Dari datanya juga Kaplan mengganggap bahwa FA-1 dapat digunakan dalam diagnosis dan pengobatan dalam imunoinfertiliti dan memungkinkan pengembangan vaksin
kontrasepsi pada manusia.
14,15
Antibodi antisperma
Ada banyak bukti bahwa saluran reproduksi manusia khususnya pada wanita mampu
menimbulkan respons imun lokal terhadap antigen asing, termasuk antigen sperma.
Rumke dan Hellinger (1959) adalah orang pertama yang membuktikan adanya antibodi
antisperma atau autoantibodi terhadap sperma manusia. Respon imun saluran reproduksi
wanita terhadap antigen sperma dapat melalui 2 jalur yaitu jalur aferen dan jalur eferen.
Saluran reproduksi wanita dibantu oleh sel-sel yang kompeten untuk menimbulkan
respon imun. Sel-sel ini memfagositosis spermatozoa dan memproses antigennya
sehingga menimbulkan pertahanan imun seseorang, Mekanisme ini dibantu oleh beberapa
faktor yaitu :
1. Jumlah sperma yang sangat banyak/berlebihan
2. Sperma juga difagositosis oleh sel-sel somatik sebagaimana makrofag, dan semen
secara kemotatik mempengaruhi makrofag dan netropil
3. Antigen asing lain mempunyai efek ajuvans terhadap saluran reproduksi,
misalnya adanya infeksi vagina
4. Limfosit dalam semen berperanan menyebabkan sterilitas bagi wanita melalui
mekanisme histokompatibilitas
5. Faktor-faktor yang mempengaruhi respon imun lainnya misalnya prostaglandin E
yang bersipat imunosupresif. Respon ini terhadap sperma pada wanita dapat
melalui pembentukan antibodi atau melalui sel-sel, yang masing –masing lebih
dominan bersipat lokal dibanding sistemik.

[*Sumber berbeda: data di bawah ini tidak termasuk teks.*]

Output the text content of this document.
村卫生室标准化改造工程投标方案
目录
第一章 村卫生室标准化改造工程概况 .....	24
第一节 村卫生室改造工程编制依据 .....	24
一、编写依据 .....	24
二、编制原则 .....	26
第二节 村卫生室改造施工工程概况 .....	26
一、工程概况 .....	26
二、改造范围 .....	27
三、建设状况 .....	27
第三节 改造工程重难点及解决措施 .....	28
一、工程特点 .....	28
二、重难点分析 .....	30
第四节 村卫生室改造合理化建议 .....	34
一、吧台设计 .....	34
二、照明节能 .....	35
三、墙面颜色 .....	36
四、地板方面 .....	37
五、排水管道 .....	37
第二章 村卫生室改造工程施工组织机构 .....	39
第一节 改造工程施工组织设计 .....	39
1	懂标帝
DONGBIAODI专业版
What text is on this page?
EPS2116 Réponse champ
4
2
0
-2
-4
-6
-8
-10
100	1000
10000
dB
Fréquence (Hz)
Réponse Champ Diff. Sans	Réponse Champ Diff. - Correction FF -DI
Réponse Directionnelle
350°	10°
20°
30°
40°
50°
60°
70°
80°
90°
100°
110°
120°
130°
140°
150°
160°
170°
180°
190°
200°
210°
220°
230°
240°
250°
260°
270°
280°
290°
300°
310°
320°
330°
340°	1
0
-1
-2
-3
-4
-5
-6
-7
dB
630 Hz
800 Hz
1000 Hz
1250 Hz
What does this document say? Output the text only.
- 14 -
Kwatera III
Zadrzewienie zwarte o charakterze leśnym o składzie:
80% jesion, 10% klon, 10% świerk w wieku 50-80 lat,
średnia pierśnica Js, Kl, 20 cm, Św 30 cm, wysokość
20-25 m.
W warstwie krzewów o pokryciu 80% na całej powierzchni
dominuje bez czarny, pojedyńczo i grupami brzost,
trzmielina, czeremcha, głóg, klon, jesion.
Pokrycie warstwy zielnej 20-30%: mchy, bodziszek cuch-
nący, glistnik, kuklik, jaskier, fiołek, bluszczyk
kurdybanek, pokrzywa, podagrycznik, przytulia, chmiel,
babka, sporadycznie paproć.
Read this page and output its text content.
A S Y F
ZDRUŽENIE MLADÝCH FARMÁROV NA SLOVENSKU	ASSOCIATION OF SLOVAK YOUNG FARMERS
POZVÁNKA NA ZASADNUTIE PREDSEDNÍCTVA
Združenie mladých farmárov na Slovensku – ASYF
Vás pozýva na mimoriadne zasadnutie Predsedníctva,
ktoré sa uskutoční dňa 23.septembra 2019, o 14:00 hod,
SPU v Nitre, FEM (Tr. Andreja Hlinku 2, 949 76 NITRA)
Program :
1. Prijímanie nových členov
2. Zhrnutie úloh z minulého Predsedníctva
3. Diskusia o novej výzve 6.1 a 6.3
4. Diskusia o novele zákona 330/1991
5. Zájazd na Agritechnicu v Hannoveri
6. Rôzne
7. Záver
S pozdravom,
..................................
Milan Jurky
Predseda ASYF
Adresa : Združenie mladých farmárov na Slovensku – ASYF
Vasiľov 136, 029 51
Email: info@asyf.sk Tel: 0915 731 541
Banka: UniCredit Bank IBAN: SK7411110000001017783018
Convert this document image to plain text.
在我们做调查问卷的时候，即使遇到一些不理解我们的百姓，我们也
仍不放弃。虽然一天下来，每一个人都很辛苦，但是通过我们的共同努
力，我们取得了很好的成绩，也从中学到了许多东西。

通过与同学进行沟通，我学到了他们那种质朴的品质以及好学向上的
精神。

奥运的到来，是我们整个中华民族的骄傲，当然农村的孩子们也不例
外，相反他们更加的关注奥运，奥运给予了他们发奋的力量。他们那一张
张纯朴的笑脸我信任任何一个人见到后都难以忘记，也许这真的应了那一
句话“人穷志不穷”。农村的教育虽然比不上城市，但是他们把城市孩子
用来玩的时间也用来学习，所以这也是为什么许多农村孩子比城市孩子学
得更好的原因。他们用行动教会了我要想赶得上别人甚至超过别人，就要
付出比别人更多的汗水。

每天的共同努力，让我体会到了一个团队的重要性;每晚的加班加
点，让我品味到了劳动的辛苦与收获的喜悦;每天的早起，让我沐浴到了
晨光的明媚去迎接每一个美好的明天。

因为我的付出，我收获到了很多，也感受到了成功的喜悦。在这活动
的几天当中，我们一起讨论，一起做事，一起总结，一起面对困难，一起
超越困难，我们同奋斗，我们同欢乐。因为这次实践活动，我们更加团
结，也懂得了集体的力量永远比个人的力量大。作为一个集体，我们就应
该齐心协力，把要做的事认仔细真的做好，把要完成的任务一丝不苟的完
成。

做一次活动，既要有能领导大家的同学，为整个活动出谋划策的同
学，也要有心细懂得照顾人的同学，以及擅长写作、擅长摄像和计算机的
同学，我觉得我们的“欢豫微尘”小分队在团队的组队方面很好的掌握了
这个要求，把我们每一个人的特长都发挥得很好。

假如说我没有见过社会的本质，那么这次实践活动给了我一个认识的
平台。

2 Imunisasi lokal (intravaginal) dengan berbagai antigen menghasilkan antibodi
spesifik pada mukosa serviks. Biasanya stimulus antigen terhadap memnbran mukosa
membentuk antibodi lokal maupun sistemik, tapi karena antigen tidak mencapai
sirkulasi respon sistemik jarang terjadi. Ada juga bukti klinik yang menunjukkan
bahwa antigen yang terpapar akibat hubungan seksual dapat menimbulkan reaksi
hipersensitif akut lokal maupun sistemik, walaupun sangat jarang.
2
Penelitian teakhir terhadap antibodi antisperma pada wanita dan hubungannya
dengan infertilitas mulai diarahkan keanalisis cairan saluran reproduksi. Penelitian
terhadap antibodi antisperma penting dilakukan karena berhubungan erat dengan
transport sperma, daya tahan sperma, fertilisasi oosit yang abnormal, perkembangan
embrio yang abnormal, abortus spontan, dan antibodi anti-DNA. Apakah antibodi
antisperma adalah penyebab dari kelainan-kelainan tersebut ataukah semata-mata
antibodi antisperma itu sebagai tanda adanya penyakit yang masih dicari. Moghisssi
dalam penelitiannya menadpatkan insidens adanya antibodi antisperma pada
pasangan infertil berupa sperm-aglutination antibodi (SAA) yang mempunyai
kegiatan mengaglutinasikan sperma (aglutinasi kepala-kepala, ekor-ekor, dan kepala
ekor), dan sperm-immobilizing antibody (SIA) yang menyebabkan spermatozoa motil
menjadi berhenti, tidak mobil.
6,10,11,16
Dalam penelitiannya Moghissi berkesimpulan bahwa diantara wanita infertil,
insidens SAA dan SIA lebih tinggi dalam cairan serviks dibandingkan dalam serum,
bahkan walaupun dalam serum tidak ditemukan antibodi antisperma. Juga didapatkan
bahwa kandungan antibodi antisperma ini lebih tinggi pada pasangan infertil yang
tidak jelas sebabnya dibandingkan kandungan pada pasangan infertil yang diketahui
penyebabnya (explained infertility).
10
Haas dkk, mengevaluasi semen 614 orang laki-laki & wanita dengan explained
infertility. Ia mendapatkan 7% laki-laki dan 13% wanita antibodi antisperma (+). Nip
dkk, menggunakan cara ELISA melaporkan bahwa antibodi antisperma terdapat pada
serum 77% wanita dengan explained infertility, 75% wanita dengan endometriosis
dan 60% wanita dengan infertilitas karena faktor tuba. Pada penelitian ini hanya
didapatkan 5% antibodi antiperma (+) pada kontrol.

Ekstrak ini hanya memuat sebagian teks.